Apr 2, 2020

150 years ago today, A Woman Runs for President

Victoria Woodhull announced her candidacy for President on April 2, 1870, in a New York Herald column, writing...
 “I claim the right to speak for the unenfranchised women of the country … I now announce myself as a candidate for the presidency."

     She was way ahead of the curve. She was too young to serve as president, even if she had won, and couldn't even vote for herself, because the 19th Amendment, freeing women to vote, wouldn't be approved till August 18, 1920. 

     But she announced her candidacy anyway, and was immediately blasted as a demon..."Mrs. Satan" as she was portrayed in a Thomas Nast political cartoon in 1872. 
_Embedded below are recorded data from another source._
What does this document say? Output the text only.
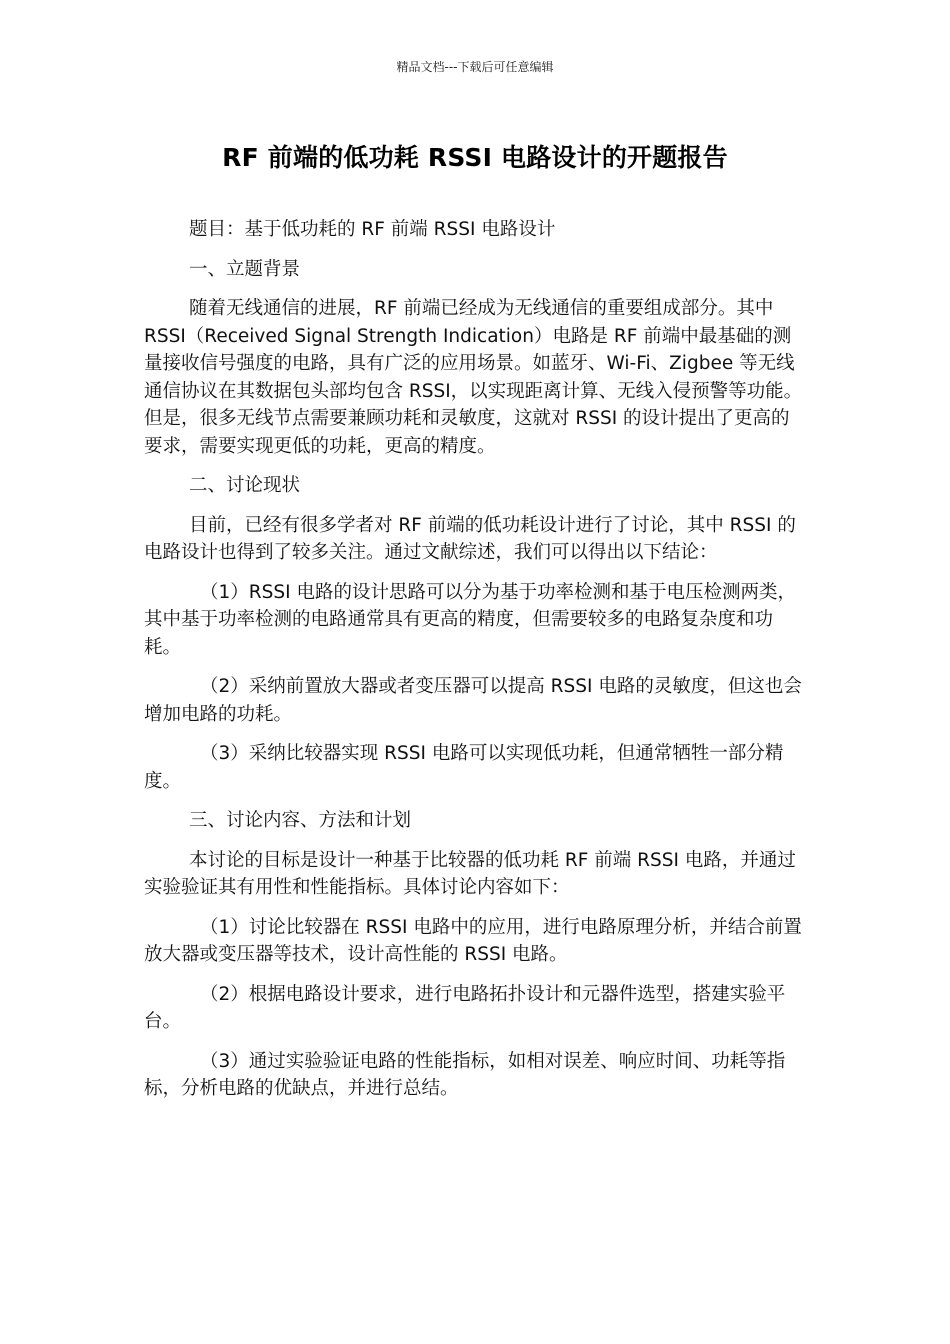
精品文档---下载后可任意编辑
RF 前端的低功耗 RSSI 电路设计的开题报告

题目：基于低功耗的 RF 前端 RSSI 电路设计

一、立题背景

随着无线通信的进展，RF 前端已经成为无线通信的重要组成部分。其中 RSSI（Received Signal Strength Indication）电路是 RF 前端中最基础的测量接收信号强度的电路，具有广泛的应用场景。如蓝牙、Wi-Fi、Zigbee 等无线通信协议在其数据包头部均包含 RSSI，以实现距离计算、无线入侵预警等功能。但是，很多无线节点需要兼顾功耗和灵敏度，这就对 RSSI 的设计提出了更高的要求，需要实现更低的功耗，更高的精度。

二、讨论现状

目前，已经有很多学者对 RF 前端的低功耗设计进行了讨论，其中 RSSI 的电路设计也得到了较多关注。通过文献综述，我们可以得出以下结论：

（1）RSSI 电路的设计思路可以分为基于功率检测和基于电压检测两类，其中基于功率检测的电路通常具有更高的精度，但需要较多的电路复杂度和功耗。

（2）采纳前置放大器或者变压器可以提高 RSSI 电路的灵敏度，但这也会增加电路的功耗。

（3）采纳比较器实现 RSSI 电路可以实现低功耗，但通常牺牲一部分精度。

三、讨论内容、方法和计划

本讨论的目标是设计一种基于比较器的低功耗 RF 前端 RSSI 电路，并通过实验验证其有用性和性能指标。具体讨论内容如下：

（1）讨论比较器在 RSSI 电路中的应用，进行电路原理分析，并结合前置放大器或变压器等技术，设计高性能的 RSSI 电路。

（2）根据电路设计要求，进行电路拓扑设计和元器件选型，搭建实验平台。

（3）通过实验验证电路的性能指标，如相对误差、响应时间、功耗等指标，分析电路的优缺点，并进行总结。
© Thomas Nast/Library of Congress/Thomas Nast/Library of Congress Victoria Woodhull is often credited as the first woman to run for president. This caricature depicting her as "Mrs. Satan" ran in Harper's Weekly in February 1872. A mother burdened by children and a drunk husband rejects Woodhull's "free love" message, exclaiming, "Get thee behind me, (Mrs.) Satan!" and "I'd rather travel the hardest path of matrimony than follow your footsteps." (Thomas Nast/Library of Congress) 


Part of her column, announcing her candidacy:




  She moved to England in 1877, and  lived long enough to see the 19th Amendment go into effect.